Remember the politic at the time is Judge Green has unleashed AT&T and they
are now allowed to be in the biz, and the  sales/marketing folks AT&T was
pushing the 3B20 and the WE32000 - so there are big forces behind the
scenes that are not obvious/clear.



> and development software stuff until ELF comes along some time later.
>
Yep - never quite understood what the push for ELF was over COFF after all
the effort to drive COFF down people's throat.   Note Microsoft "embraced
and extended" COFF as their format -- originally because of Xenix I believe.
   Someone like Paul W may have some insights on this and that was before
the 3B20.

What was the format that the original Xenix used - when it was targeting
PDP-11, 68000, x86 and Z8000?  Again I'm fuzzy on the details here.
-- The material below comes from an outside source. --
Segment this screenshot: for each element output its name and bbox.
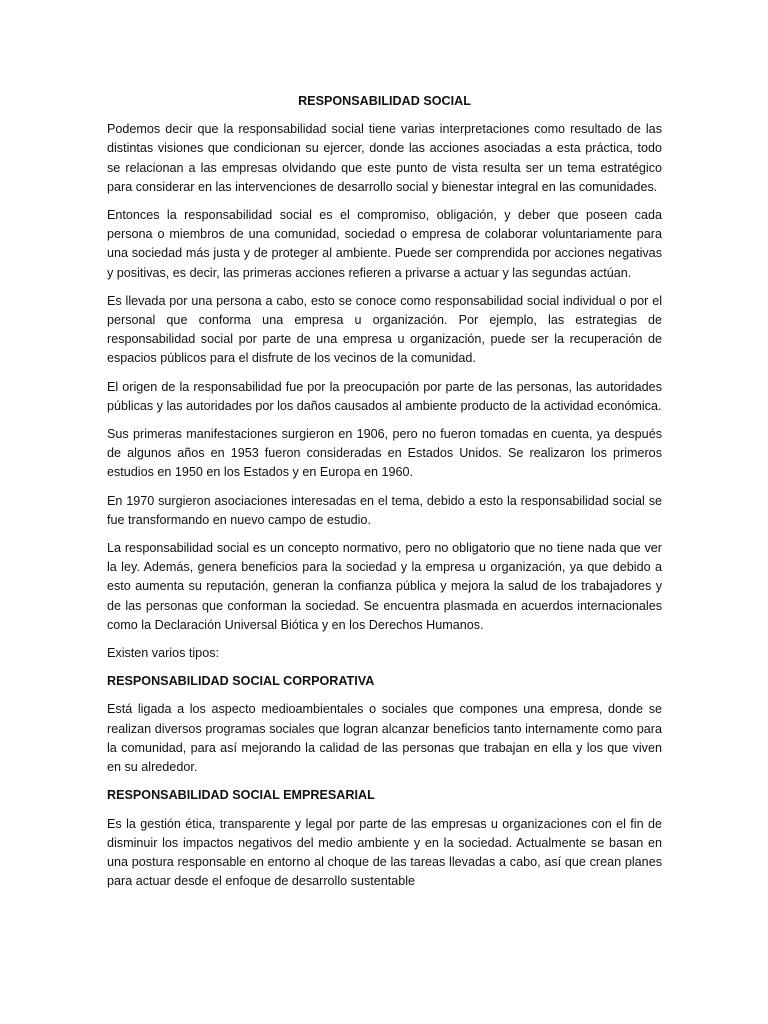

But I
do remember during the license discussions that would lead to System III,
that one of things the Microsoft team was worried about -- IIRC it was Bob
Greenberg pushing all that.  I lost contact with Bob a few years ago, but
if we can find him, I would expect Bob to know what Xenix was doing.  And
again that negotiation>>starts<< all pre-Judge Green, but finishes up soon
afterwards.

>
> I guess other questions this raises are:
>
>    1. Were the original VAX tools built with any attention to
>    compatibility with the PDP-11 bits Ken and Dennis wrote many years prior
>    (based on some option discrepancies, possibly not?)
>
> hrmph... folks started with the PDP-11 tools and changed them as needed.
I'm not sure compatibility is the right term.  They were retargeted nad
moved forward by people trying support a new machine they got and did not
want run DEC's OS.

>
>    1. Do the VAX utilities derive from the Interdata 8/32 work or if
>    there was actually another stream of tools as part of that project?
>
> I guess I don't understand the question.  The original V7 tools were
retargeted.  When useful features were added, they might be
offered/returned to other folks, but remember, Research is not "supporting"
UNIX.  USG is where things start to think in terms of multiple targets
>>before Judge Green<< and then after Judge Green, there was a push to stop
using non-AT&T based equipment or chips in the Bell System and make what
Western Electric was selling be attractive [which sometimes was a little
bit of putting lipstick on porcine as it were].  For instance, Rob and
Barts's original JERQ is 68000 based, but by the time it becomes a product
as 5620 it has to be refactored as a WE32000.



>
>    1. Was there any interplay between the existing tool streams (original
>    PDP-11, 32V's VAX utilities, possibly Interdata 8/32) and the eventual
>    COFF/SGS stuff, or was the latter pretty well siloed in 3B-20 land until
>    deployment with 4.1?
>
> I think you are putting too much on the 3B program itself.  The 3B was the
task at hand at the time and a solid opportunity to bring to bear business
choices being made.  You need to look at the greater business to understand
a lot of the choices.  A lot of things were happening in parallel in the
market that had other impacts on technology and how it was delivered -- the
3B program was the "technology train" leaving the station that some of them
got attached to/delivered using.

But, I as I said to you when we chatted, you really can not
underestimate what was happening (or not happening) as AT&T changed its
business focus - pre/post-Judge Green. It was a large company with lots of
different spheres of interest (read - different executives), each being
measured with different things that they might value.